The third division was under the command of Captain Jefferson Hunt, guide for the entire party. These leaders were all able men who were highly regarded by gentiles. They also camped at Agua de Hernandez and it was the Mormons who junked the previous name and gave one with significance. They called it “Resting Springs” and this more fitting name has lasted.

On May 21, 1851, the Mormon elder, Parley P. Pratt, heading a party of missionaries en route to the South Sea Islands writes in his diary: “We encamped at a place called Resting Springs.... This is a fine place for rest.... Since leaving the Vegas (Las Vegas) we have traveled 75 miles through the most horrible desert.... Twenty miles from the Vegas we were assailed ... by a shower of arrows from the savage mountain robbers.... Leaving Resting Springs the party arrived at Salt Spring gold mines toward evening....”

In 1850, Phineas Banning, pioneer resident of Los Angeles and later owner of Catalina Island, hauled freight from Los Angeles to the gold mine at Salt Spring opposite Rocky Point just south of the Amargosa River on the Baker road and in 1854 Mormons discovered gold 25 miles south of Resting Springs, long before Dr. French searched for the Gunsight in Death Valley.

The Amargosa River is one of the world’s most remarkable water courses. Originating at Springdale, north of Beatty, Nevada, it twists southward in zigzag pattern until it reaches a point about 34 miles south of Shoshone. There it turns west, crosses Highway 127, enters Death Valley at its most southerly point and then turns north to disappear 60 miles from the place of its origin.

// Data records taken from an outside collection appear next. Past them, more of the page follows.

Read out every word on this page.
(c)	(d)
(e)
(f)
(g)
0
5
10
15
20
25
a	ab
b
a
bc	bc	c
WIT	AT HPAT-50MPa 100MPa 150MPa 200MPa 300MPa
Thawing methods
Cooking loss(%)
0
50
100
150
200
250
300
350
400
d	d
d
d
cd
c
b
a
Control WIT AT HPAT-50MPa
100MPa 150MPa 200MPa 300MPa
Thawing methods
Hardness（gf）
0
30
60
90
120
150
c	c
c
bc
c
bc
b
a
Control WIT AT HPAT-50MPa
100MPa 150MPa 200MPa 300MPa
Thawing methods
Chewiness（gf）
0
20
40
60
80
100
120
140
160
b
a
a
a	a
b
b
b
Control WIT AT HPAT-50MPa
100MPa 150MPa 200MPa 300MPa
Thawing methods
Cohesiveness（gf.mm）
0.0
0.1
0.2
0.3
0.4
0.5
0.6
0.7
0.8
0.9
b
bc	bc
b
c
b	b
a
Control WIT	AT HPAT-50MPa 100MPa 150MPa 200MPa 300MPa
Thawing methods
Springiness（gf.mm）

You may cross and re-cross it many times totally unaware of its existence, but in the cloudburst season it can and does become a terrible agent of destruction.

In 1853 Major George Chorpenning obtained a contract to carry mail between the Mormon colony of San Bernardino, California, and Salt Lake. To reach Resting Springs, a station on the route, required five days. Today it is a journey of four hours.

Resting Springs was also a relay station for white outlaws and Indian raiders from Utah, Wyoming, and the Dakotas. Even before Fremont, Carson, or the Mormons old Bill Williams, for whom Bill Williams River, Bill Williams Mountain, and the town of Williams, Arizona, are named was at Resting Springs.